Abstract Background The prevalence of vertebral deformities in long-term survivors of childhood acute lymphoblastic leukemia (ALL) is unknown. Our objectives were to identify the prevalence of vertebral deformities and their risk factors among long-term childhood ALL survivors. Methods/Results We recruited 245 (49% male) long-term childhood ALL survivors from the Preventing Late Adverse Effects of Leukemia Cohort (French-Canadian ALL survivors treated between the years 1987 and 2010 with the Dana Farber Cancer Institute clinical trials protocols, who did not experience disease relapse and/or receive hematopoietic stem cell transplant). Median age at recruitment was 21.7 years (range, 8.5-41) and median time since diagnosis was 15.1 years (range, 5.4-28.2). All participants underwent spine radiograph and dual-energy X-ray absorptiometry scans. The prevalence of vertebral deformity was 23% with 88% classified as grade 1 according to the Genant method. The majority of vertebral deformities were clinically silent. Regression analysis confirmed male sex (risk ratio [RR] = 1.94; 95% confidence interval [CI], 1.16-3.24; P = 0.011), higher glucocorticoid cumulative dose (RR = 1.05; 95% CI, 1.00-1.10; P = 0.032), and back pain (RR = 2.44; 95% CI, 1.56-3.84; P < 0.001) as predictors of prevalent vertebral deformity.

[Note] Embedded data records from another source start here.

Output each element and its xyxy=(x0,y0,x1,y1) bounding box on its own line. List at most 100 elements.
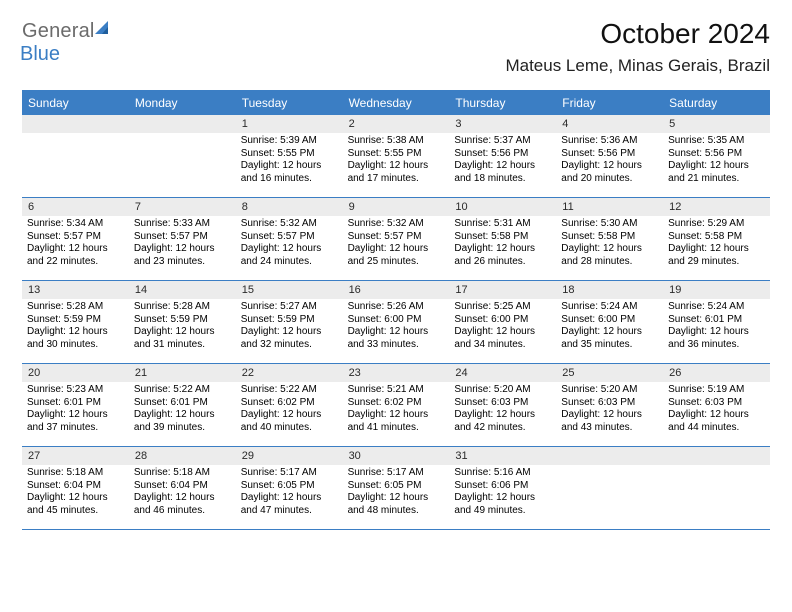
sunset-text: Sunset: 6:02 PM xyxy=(241,397,338,410)
day-number: 22 xyxy=(236,364,343,382)
day-info: Sunrise: 5:17 AMSunset: 6:05 PMDaylight:… xyxy=(343,465,450,521)
logo-text-blue: Blue xyxy=(20,43,60,65)
day-number: 11 xyxy=(556,198,663,216)
day-number: 7 xyxy=(129,198,236,216)
sunset-text: Sunset: 5:55 PM xyxy=(241,148,338,161)
dayname-tuesday: Tuesday xyxy=(236,92,343,115)
day-cell: 15Sunrise: 5:27 AMSunset: 5:59 PMDayligh… xyxy=(236,281,343,363)
day-info: Sunrise: 5:21 AMSunset: 6:02 PMDaylight:… xyxy=(343,382,450,438)
day-cell: 12Sunrise: 5:29 AMSunset: 5:58 PMDayligh… xyxy=(663,198,770,280)
day-cell: 16Sunrise: 5:26 AMSunset: 6:00 PMDayligh… xyxy=(343,281,450,363)
sunrise-text: Sunrise: 5:17 AM xyxy=(348,467,445,480)
sunrise-text: Sunrise: 5:24 AM xyxy=(668,301,765,314)
day-cell: 5Sunrise: 5:35 AMSunset: 5:56 PMDaylight… xyxy=(663,115,770,197)
sunrise-text: Sunrise: 5:27 AM xyxy=(241,301,338,314)
daylight-text: Daylight: 12 hours and 20 minutes. xyxy=(561,160,658,185)
sunset-text: Sunset: 6:03 PM xyxy=(561,397,658,410)
sunset-text: Sunset: 6:03 PM xyxy=(454,397,551,410)
day-info: Sunrise: 5:20 AMSunset: 6:03 PMDaylight:… xyxy=(449,382,556,438)
daylight-text: Daylight: 12 hours and 31 minutes. xyxy=(134,326,231,351)
dayname-friday: Friday xyxy=(556,92,663,115)
daylight-text: Daylight: 12 hours and 47 minutes. xyxy=(241,492,338,517)
daylight-text: Daylight: 12 hours and 33 minutes. xyxy=(348,326,445,351)
sunrise-text: Sunrise: 5:16 AM xyxy=(454,467,551,480)
day-cell: 19Sunrise: 5:24 AMSunset: 6:01 PMDayligh… xyxy=(663,281,770,363)
day-cell: 7Sunrise: 5:33 AMSunset: 5:57 PMDaylight… xyxy=(129,198,236,280)
day-number: 17 xyxy=(449,281,556,299)
day-cell: 20Sunrise: 5:23 AMSunset: 6:01 PMDayligh… xyxy=(22,364,129,446)
daylight-text: Daylight: 12 hours and 30 minutes. xyxy=(27,326,124,351)
day-info: Sunrise: 5:38 AMSunset: 5:55 PMDaylight:… xyxy=(343,133,450,189)
day-info: Sunrise: 5:37 AMSunset: 5:56 PMDaylight:… xyxy=(449,133,556,189)
day-cell: . xyxy=(129,115,236,197)
day-number: 13 xyxy=(22,281,129,299)
location: Mateus Leme, Minas Gerais, Brazil xyxy=(505,56,770,76)
day-number: . xyxy=(129,115,236,133)
daylight-text: Daylight: 12 hours and 25 minutes. xyxy=(348,243,445,268)
day-cell: 13Sunrise: 5:28 AMSunset: 5:59 PMDayligh… xyxy=(22,281,129,363)
sunrise-text: Sunrise: 5:18 AM xyxy=(27,467,124,480)
day-number: 2 xyxy=(343,115,450,133)
day-cell: 14Sunrise: 5:28 AMSunset: 5:59 PMDayligh… xyxy=(129,281,236,363)
dayname-saturday: Saturday xyxy=(663,92,770,115)
sunset-text: Sunset: 5:59 PM xyxy=(134,314,231,327)
day-number: 18 xyxy=(556,281,663,299)
daylight-text: Daylight: 12 hours and 26 minutes. xyxy=(454,243,551,268)
sunset-text: Sunset: 6:01 PM xyxy=(27,397,124,410)
day-info: Sunrise: 5:16 AMSunset: 6:06 PMDaylight:… xyxy=(449,465,556,521)
day-cell: 9Sunrise: 5:32 AMSunset: 5:57 PMDaylight… xyxy=(343,198,450,280)
day-cell: 2Sunrise: 5:38 AMSunset: 5:55 PMDaylight… xyxy=(343,115,450,197)
day-info: Sunrise: 5:18 AMSunset: 6:04 PMDaylight:… xyxy=(22,465,129,521)
daylight-text: Daylight: 12 hours and 46 minutes. xyxy=(134,492,231,517)
day-info: Sunrise: 5:18 AMSunset: 6:04 PMDaylight:… xyxy=(129,465,236,521)
sunrise-text: Sunrise: 5:18 AM xyxy=(134,467,231,480)
daylight-text: Daylight: 12 hours and 48 minutes. xyxy=(348,492,445,517)
day-info: Sunrise: 5:17 AMSunset: 6:05 PMDaylight:… xyxy=(236,465,343,521)
day-number: 25 xyxy=(556,364,663,382)
day-cell: 11Sunrise: 5:30 AMSunset: 5:58 PMDayligh… xyxy=(556,198,663,280)
daylight-text: Daylight: 12 hours and 22 minutes. xyxy=(27,243,124,268)
daylight-text: Daylight: 12 hours and 37 minutes. xyxy=(27,409,124,434)
daylight-text: Daylight: 12 hours and 28 minutes. xyxy=(561,243,658,268)
daylight-text: Daylight: 12 hours and 16 minutes. xyxy=(241,160,338,185)
daylight-text: Daylight: 12 hours and 40 minutes. xyxy=(241,409,338,434)
week-row: 13Sunrise: 5:28 AMSunset: 5:59 PMDayligh… xyxy=(22,281,770,364)
day-number: . xyxy=(556,447,663,465)
day-number: 6 xyxy=(22,198,129,216)
day-number: 4 xyxy=(556,115,663,133)
day-cell: 28Sunrise: 5:18 AMSunset: 6:04 PMDayligh… xyxy=(129,447,236,529)
day-info: Sunrise: 5:22 AMSunset: 6:01 PMDaylight:… xyxy=(129,382,236,438)
day-cell: 1Sunrise: 5:39 AMSunset: 5:55 PMDaylight… xyxy=(236,115,343,197)
day-info: Sunrise: 5:32 AMSunset: 5:57 PMDaylight:… xyxy=(236,216,343,272)
daylight-text: Daylight: 12 hours and 21 minutes. xyxy=(668,160,765,185)
day-number: 28 xyxy=(129,447,236,465)
sunset-text: Sunset: 5:57 PM xyxy=(348,231,445,244)
sunset-text: Sunset: 6:06 PM xyxy=(454,480,551,493)
sunrise-text: Sunrise: 5:33 AM xyxy=(134,218,231,231)
day-info: Sunrise: 5:22 AMSunset: 6:02 PMDaylight:… xyxy=(236,382,343,438)
day-cell: 22Sunrise: 5:22 AMSunset: 6:02 PMDayligh… xyxy=(236,364,343,446)
title-block: October 2024 Mateus Leme, Minas Gerais, … xyxy=(505,18,770,76)
day-number: . xyxy=(22,115,129,133)
day-cell: 10Sunrise: 5:31 AMSunset: 5:58 PMDayligh… xyxy=(449,198,556,280)
daylight-text: Daylight: 12 hours and 17 minutes. xyxy=(348,160,445,185)
sunrise-text: Sunrise: 5:22 AM xyxy=(134,384,231,397)
sunrise-text: Sunrise: 5:37 AM xyxy=(454,135,551,148)
day-info: Sunrise: 5:26 AMSunset: 6:00 PMDaylight:… xyxy=(343,299,450,355)
sunset-text: Sunset: 6:04 PM xyxy=(134,480,231,493)
daylight-text: Daylight: 12 hours and 41 minutes. xyxy=(348,409,445,434)
day-number: 5 xyxy=(663,115,770,133)
day-info: Sunrise: 5:28 AMSunset: 5:59 PMDaylight:… xyxy=(22,299,129,355)
daylight-text: Daylight: 12 hours and 18 minutes. xyxy=(454,160,551,185)
day-number: 14 xyxy=(129,281,236,299)
sunrise-text: Sunrise: 5:39 AM xyxy=(241,135,338,148)
day-info: Sunrise: 5:27 AMSunset: 5:59 PMDaylight:… xyxy=(236,299,343,355)
day-cell: . xyxy=(556,447,663,529)
sunset-text: Sunset: 6:00 PM xyxy=(454,314,551,327)
day-cell: 8Sunrise: 5:32 AMSunset: 5:57 PMDaylight… xyxy=(236,198,343,280)
logo-text-general: General xyxy=(22,20,95,42)
sunrise-text: Sunrise: 5:20 AM xyxy=(561,384,658,397)
day-info: Sunrise: 5:23 AMSunset: 6:01 PMDaylight:… xyxy=(22,382,129,438)
week-row: 6Sunrise: 5:34 AMSunset: 5:57 PMDaylight… xyxy=(22,198,770,281)
daylight-text: Daylight: 12 hours and 23 minutes. xyxy=(134,243,231,268)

Sex differences in vertebral deformity predictors emerged. Conclusions We report a significant prevalence of vertebral deformities in this young cohort. Male sex, cumulative glucocorticoid dose, and back pain were identified as predictors of prevalent vertebral deformity. Back pain emerging as a strong predictor of vertebral deformity underscores the importance of ongoing bone health surveillance in survivors with persistent vertebral deformities treated with these earlier protocols.